This paper presents a synthetic generator to create diverse new theorem and proof data for Lean 4 by forward reasoning and premise selection in existing libraries like Mathlib. By applying the generator to Lean Mathlib and Lean Workbook dataset, the authors demonstrate improvements in theorem-proving performance, with a fine-tuned Falcon2-11B model showing increased accuracy from 38.1% to 39.3% on the miniF2F benchmark.

优点

  1. The paper is logically structured and comprehensively explains the generator’s architecture, from premise selection to proof synthesis search and minimization. The methodology for generating synthetic theorems through forward reasoning is well-justified.
  2. The approach’s reliance on premise selection using the LeanDojo ReProver model ensures theorems remain relevant and mathematically grounded, leading to meaningful performance gains on the miniF2F benchmark.
  3. This paper significantly advances synthetic data generation for theorem proving by moving beyond simple mutation to generate genuinely new theorems and mitigate the data scarcity issue in formal theorem proving. The use of forward reasoning allows for the production of diverse, novel theorems, which may expand formal datasets in ways that mutation alone may not achieve.

缺点

  1. Marginal Improvement in Benchmark Performance: Despite generating millions of synthetic theorems and proofs, the fine-tuning of these theorems leads to only a modest improvement in miniF2F performance for the Falcon2-11B model trained on a mixed dataset (from 38.1% to 39.3%). This improvement is notably lower than state-of-the-art approaches such as DeepSeekProver v1.5 and InternLM Prover v2.5, which achieve over 60% on miniF2F dataset. This raises concerns regarding the quality and utility of the generated theorems for practical theorem proving.
  2. Lack of Quality Metrics for Synthetic Theorems: The paper does not provide specific metrics or validation methods to assess the quality or relevance of the generated synthetic theorems. The absence of such metrics makes it difficult to determine whether the synthetic data aligns well with mathematically significant problems or contains inherent limitations affecting model performance.
  3. Computational Requirements: The generation process requires significant computational resources (60 * 36 vCPU for 24 hours), even if the search depth is not very high (10). It may potentially limit accessibility for broader use.

问题

  1. Given the modest improvement in miniF2F accuracy, are there any metrics or quality checks in place to evaluate the significance and validity of the generated theorems and proofs beyond their correctness by construction?
  2. Which specific theorems in miniF2F were newly proved by the Falcon2-11B model fine-tuned with synthetic data? These examples could help clarify the types of problems that benefit from synthetic training.
  3. Could this approach be modified or enhanced to better align with the needs of SOTA theorem-proving systems, potentially addressing the disparity in miniF2F performance compared to SOTA models? Is there any specific reason to use Falcon2-11B compared to other models?
  4. In Appendix B, you assumed a TacticsFor function in Algorithm A that returns a set of applicable theorems at a proof state. How is this function implemented? Is it time-consuming since it may require to iterate over all potential theorems and variable assignments? [1] Xin, Huajian, et al. "DeepSeek-Prover-V1.5: Harnessing Proof Assistant Feedback for Reinforcement Learning and Monte-Carlo Tree Search." arXiv preprint arXiv:2408.08152 (2024). [2] Ying, Huaiyuan, et al. "Lean Workbook: A large-scale Lean problem set formalized from natural language math problems." arXiv preprint arXiv:2406.03847 (2024).
评论

W2. The paper does not provide specific metrics or validation methods to assess the quality or relevance of the generated synthetic theorems.

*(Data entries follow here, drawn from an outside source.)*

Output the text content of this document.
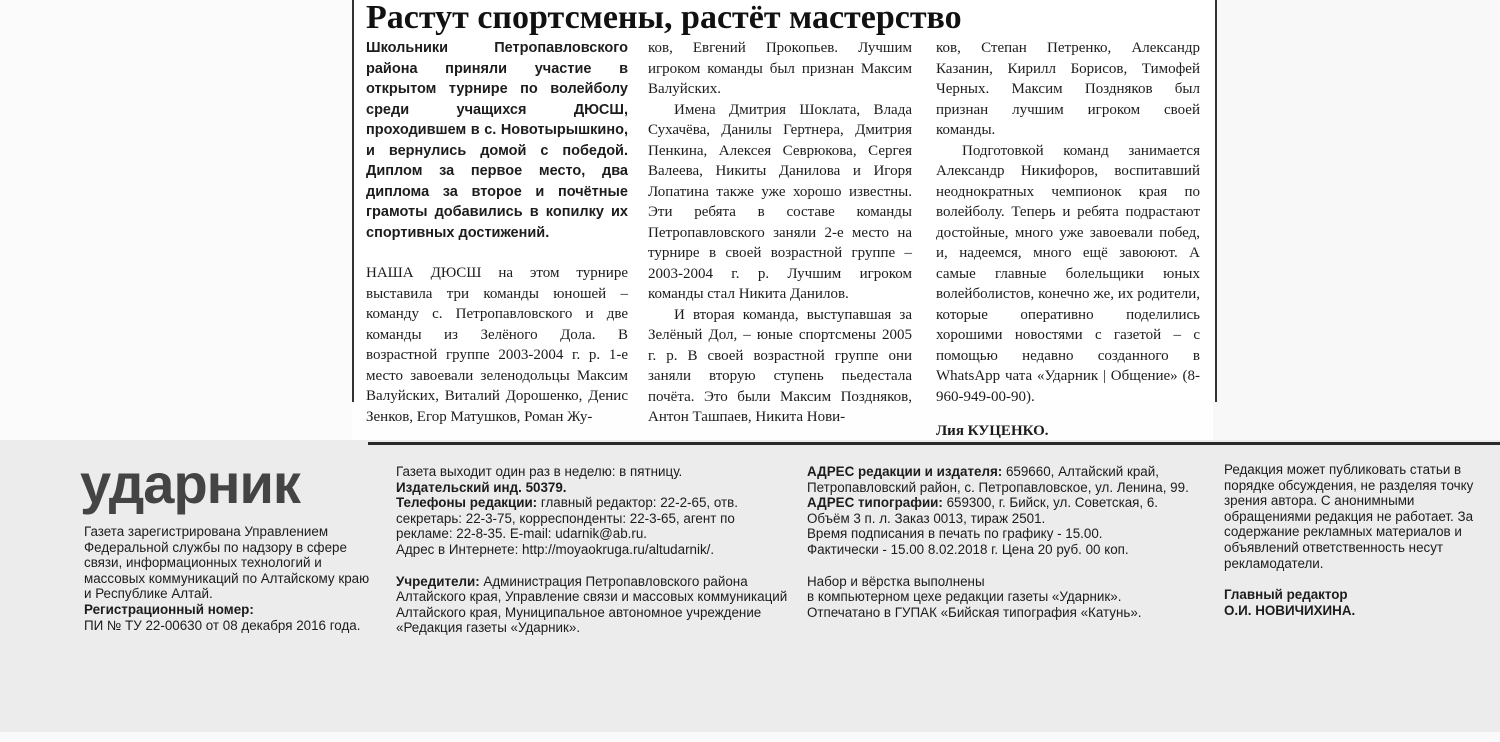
Растут спортсмены, растёт мастерство

Школьники Петропавловского района приняли участие в открытом турнире по волейболу среди учащихся ДЮСШ, проходившем в с. Новотырышкино, и вернулись домой с победой. Диплом за первое место, два диплома за второе и почётные грамоты добавились в копилку их спортивных достижений.

НАША ДЮСШ на этом турнире выставила три команды юношей – команду с. Петропавловского и две команды из Зелёного Дола. В возрастной группе 2003-2004 г. р. 1-е место завоевали зеленодольцы Максим Валуйских, Виталий Дорошенко, Денис Зенков, Егор Матушков, Роман Жу-

ков, Евгений Прокопьев. Лучшим игроком команды был признан Максим Валуйских.

Имена Дмитрия Шоклата, Влада Сухачёва, Данилы Гертнера, Дмитрия Пенкина, Алексея Севрюкова, Сергея Валеева, Никиты Данилова и Игоря Лопатина также уже хорошо известны. Эти ребята в составе команды Петропавловского заняли 2-е место на турнире в своей возрастной группе – 2003-2004 г. р. Лучшим игроком команды стал Никита Данилов.

И вторая команда, выступавшая за Зелёный Дол, – юные спортсмены 2005 г. р. В своей возрастной группе они заняли вторую ступень пьедестала почёта. Это были Максим Поздняков, Антон Ташпаев, Никита Нови-

ков, Степан Петренко, Александр Казанин, Кирилл Борисов, Тимофей Черных. Максим Поздняков был признан лучшим игроком своей команды.

Подготовкой команд занимается Александр Никифоров, воспитавший неоднократных чемпионок края по волейболу. Теперь и ребята подрастают достойные, много уже завоевали побед, и, надеемся, много ещё завоюют. А самые главные болельщики юных волейболистов, конечно же, их родители, которые оперативно поделились хорошими новостями с газетой – с помощью недавно созданного в WhatsApp чата «Ударник | Общение» (8-960-949-00-90).

Лия КУЦЕНКО.

ударник
Газета зарегистрирована Управлением Федеральной службы по надзору в сфере связи, информационных технологий и массовых коммуникаций по Алтайскому краю и Республике Алтай.
Регистрационный номер:
ПИ № ТУ 22-00630 от 08 декабря 2016 года.
Газета выходит один раз в неделю: в пятницу.
Издательский инд. 50379.
Телефоны редакции: главный редактор: 22-2-65, отв. секретарь: 22-3-75, корреспонденты: 22-3-65, агент по рекламе: 22-8-35. E-mail: udarnik@ab.ru.
Адрес в Интернете: http://moyaokruga.ru/altudarnik/.
Учредители: Администрация Петропавловского района Алтайского края, Управление связи и массовых коммуникаций Алтайского края, Муниципальное автономное учреждение «Редакция газеты «Ударник».
АДРЕС редакции и издателя: 659660, Алтайский край, Петропавловский район, с. Петропавловское, ул. Ленина, 99.
АДРЕС типографии: 659300, г. Бийск, ул. Советская, 6.
Объём 3 п. л. Заказ 0013, тираж 2501.
Время подписания в печать по графику - 15.00.
Фактически - 15.00 8.02.2018 г. Цена 20 руб. 00 коп.
Набор и вёрстка выполнены
в компьютерном цехе редакции газеты «Ударник».
Отпечатано в ГУПАК «Бийская типография «Катунь».
Редакция может публиковать статьи в порядке обсуждения, не разделяя точку зрения автора. С анонимными обращениями редакция не работает. За содержание рекламных материалов и объявлений ответственность несут рекламодатели.
Главный редактор
О.И. НОВИЧИХИНА.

We appreciate the reviewer's concern about quality assessment of the synthetic theorems. While we acknowledge that developing comprehensive quality metrics for theorem generation remains an open research challenge, we provide several concrete measures to assess our approach:

First, the coverage table presented in Appendix H serves as a quality indicator. This table demonstrates how our synthetic theorems span different mathematical fields, providing a quantitative measure of the diversity and relevance of the generated content.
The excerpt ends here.